Coral polyps and St. John construction workers have some things in common. They both are in the business of building large and important structures. While construction workers build things like homes and gathering places for human beings, coral polyps build coral reefs, which serve as homes and gathering places for the members of the reef community. Also construction workers and reef building polyps both need food, not only to survive, but also to have sufficient energy to go about the arduous business of building.

The construction workers, however, have it a lot easier than the coral polyp. They live and work on St. John where food is plentiful. The polyp, however, lives and works, in the tropical ocean, a place where food is scarce.

Moreover, construction workers can get in their car or walk over to the market and get all the food they can afford.
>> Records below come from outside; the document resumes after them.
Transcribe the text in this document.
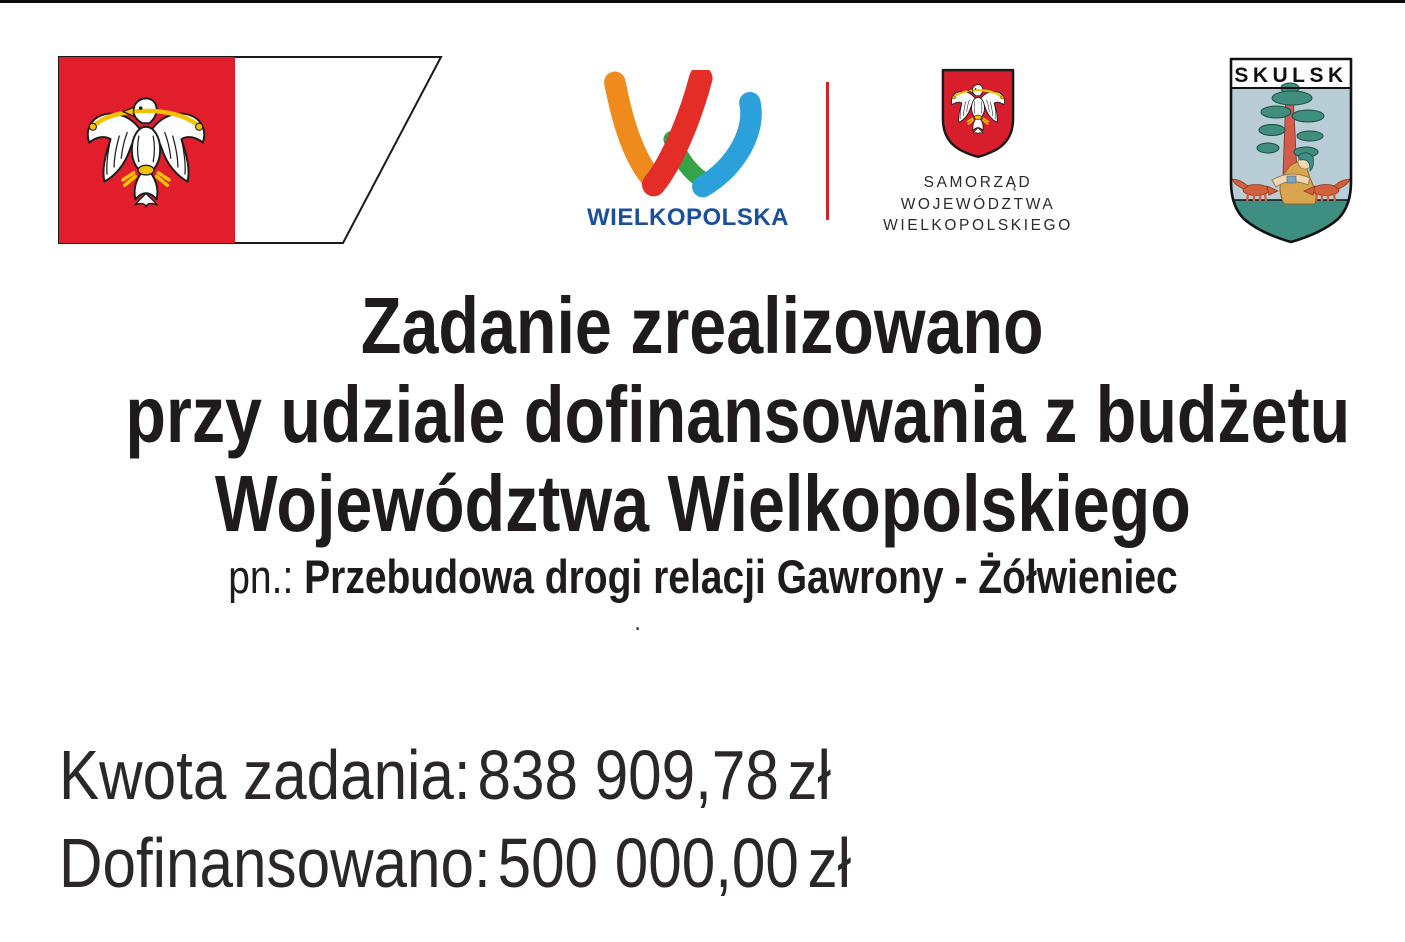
WIELKOPOLSKA
SAMORZĄD
WOJEWÓDZTWA
WIELKOPOLSKIEGO
SKULSK
Zadanie zrealizowano
przy udziale dofinansowania z budżetu
Województwa Wielkopolskiego
pn.: Przebudowa drogi relacji Gawrony - Żółwieniec
.
Kwota zadania:838 909,78 zł
Dofinansowano:500 000,00 zł
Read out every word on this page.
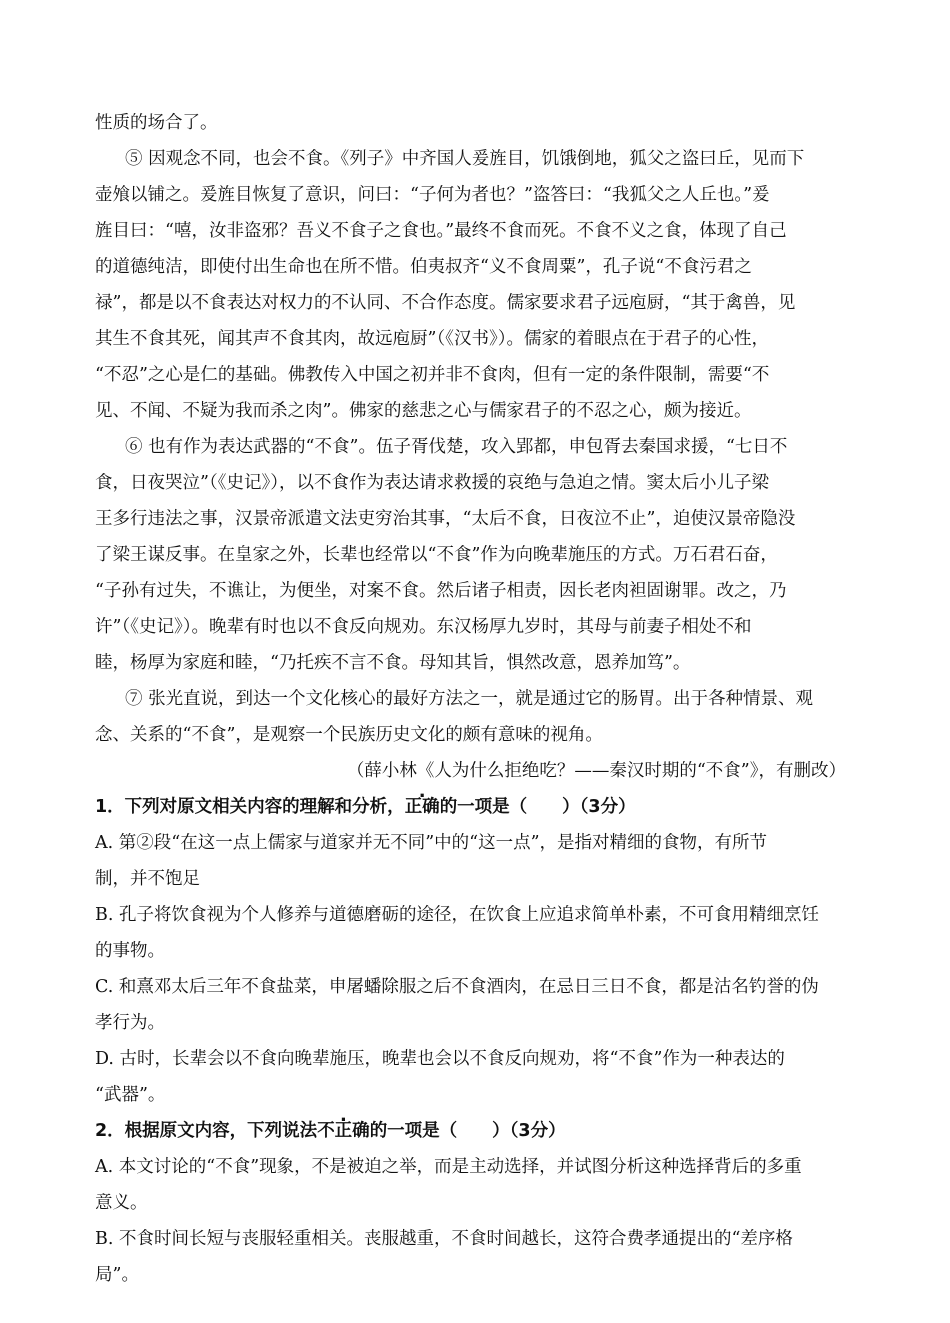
性质的场合了。
⑤ 因观念不同，也会不食。《列子》中齐国人爰旌目，饥饿倒地，狐父之盗曰丘，见而下
壶飧以铺之。爰旌目恢复了意识，问曰：“子何为者也？”盗答曰：“我狐父之人丘也。”爰
旌目曰：“嘻，汝非盗邪？吾义不食子之食也。”最终不食而死。不食不义之食，体现了自己
的道德纯洁，即使付出生命也在所不惜。伯夷叔齐“义不食周粟”，孔子说“不食污君之
禄”，都是以不食表达对权力的不认同、不合作态度。儒家要求君子远庖厨，“其于禽兽，见
其生不食其死，闻其声不食其肉，故远庖厨”（《汉书》）。儒家的着眼点在于君子的心性，
“不忍”之心是仁的基础。佛教传入中国之初并非不食肉，但有一定的条件限制，需要“不
见、不闻、不疑为我而杀之肉”。佛家的慈悲之心与儒家君子的不忍之心，颇为接近。
⑥ 也有作为表达武器的“不食”。伍子胥伐楚，攻入郢都，申包胥去秦国求援，“七日不
食，日夜哭泣”（《史记》），以不食作为表达请求救援的哀绝与急迫之情。窦太后小儿子梁
王多行违法之事，汉景帝派遣文法吏穷治其事，“太后不食，日夜泣不止”，迫使汉景帝隐没
了梁王谋反事。在皇家之外，长辈也经常以“不食”作为向晚辈施压的方式。万石君石奋，
“子孙有过失，不谯让，为便坐，对案不食。然后诸子相责，因长老肉袒固谢罪。改之，乃
许”（《史记》）。晚辈有时也以不食反向规劝。东汉杨厚九岁时，其母与前妻子相处不和
睦，杨厚为家庭和睦，“乃托疾不言不食。母知其旨，惧然改意，恩养加笃”。
⑦ 张光直说，到达一个文化核心的最好方法之一，就是通过它的肠胃。出于各种情景、观
念、关系的“不食”，是观察一个民族历史文化的颇有意味的视角。
（薛小林《人为什么拒绝吃？——秦汉时期的“不食”》，有删改）
1．下列对原文相关内容的理解和分析，正确的一项是（　　）（3分）
A. 第②段“在这一点上儒家与道家并无不同”中的“这一点”，是指对精细的食物，有所节
制，并不饱足
B. 孔子将饮食视为个人修养与道德磨砺的途径，在饮食上应追求简单朴素，不可食用精细烹饪
的事物。
C. 和熹邓太后三年不食盐菜，申屠蟠除服之后不食酒肉，在忌日三日不食，都是沽名钓誉的伪
孝行为。
D. 古时，长辈会以不食向晚辈施压，晚辈也会以不食反向规劝，将“不食”作为一种表达的
“武器”。
2．根据原文内容，下列说法不正确的一项是（　　）（3分）
A. 本文讨论的“不食”现象，不是被迫之举，而是主动选择，并试图分析这种选择背后的多重
意义。
B. 不食时间长短与丧服轻重相关。丧服越重，不食时间越长，这符合费孝通提出的“差序格
局”。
The polyp, on the other hand, cannot go out and get food. It is firmly rooted to the construction site and isn't going anywhere. The polyp has to wait for food, scarce as it is, to come to it.

How does the reef building polyp deal with such adversity?

The coral polyp lives in a region where plankton is scarce and it cannot move about to capture its prey. The polyp is so designed that a potential meal that comes within its reach will not escape.

Coral Polyp

The coral polyp has a single opening into its digestive tract. This opening is surrounded by tentacles containing coiled threads of stinging cells called nematocysts. The nematocysts may be barbed, whip-like, sticky, or poisonous and when triggered they shoot out explosively to kill, grab on to, or stick to just about all the plankton that comes its way.

Food obtained in this manner, however, provides just about enough energy for the coral to survive, but not nearly enough to continue building the reef. Obviously our little coral polyps are going to need help.

Help for the polyp comes in the form of microscopic brown algae called zooxanthellae (zo-zan-THEL-ee). The polyp and the zooxanthellae form what is known as a symbiotic relationship in which each helps the other. The vulnerable algae are given a safe place to live within the body cavity of the polyp. Surrounded by the equivalent of a stone wall and protected by poisonous tentacles, the zooxanthellae need not worry about falling victim to any enemies.

In return the zooxanthellae provide 80% of the total amount of nourishment used by the polyp. During the daylight hour the zooxanthellae produce food through the process of photosynthesis, which it shares with the coral polyp. Since photosynthesis requires sunlight, coral reefs are only found in clear and relatively shallow water where light is able to penetrate.

The polyp's great dependence on the zooxanthellae is the reason that many coral structures resemble plants. Like plants, they orient themselves to maximize their exposure to sunlight, sometimes branching out like trees or bushes. Paradoxically, the clear warm water of the tropics that contains so little for the polyp to eat provides the perfect environment for zooxanthellae to photosynthesize food, which it shares with the polyp.

Zooxanthellae provide another benefit for the polyp. They secrete chemicals that lower the acidity levels within the polyps. A low acid environment facilitates the production of calcium carbonate, the prime building material for the reef.

As we can see the relationship between zooxanthellae and coral polyps is of crucial importance to the creation, health and maintenance of the coral reef community. Without these microscopic algae and clear clean water in which to perform their function, there would be no coral reef.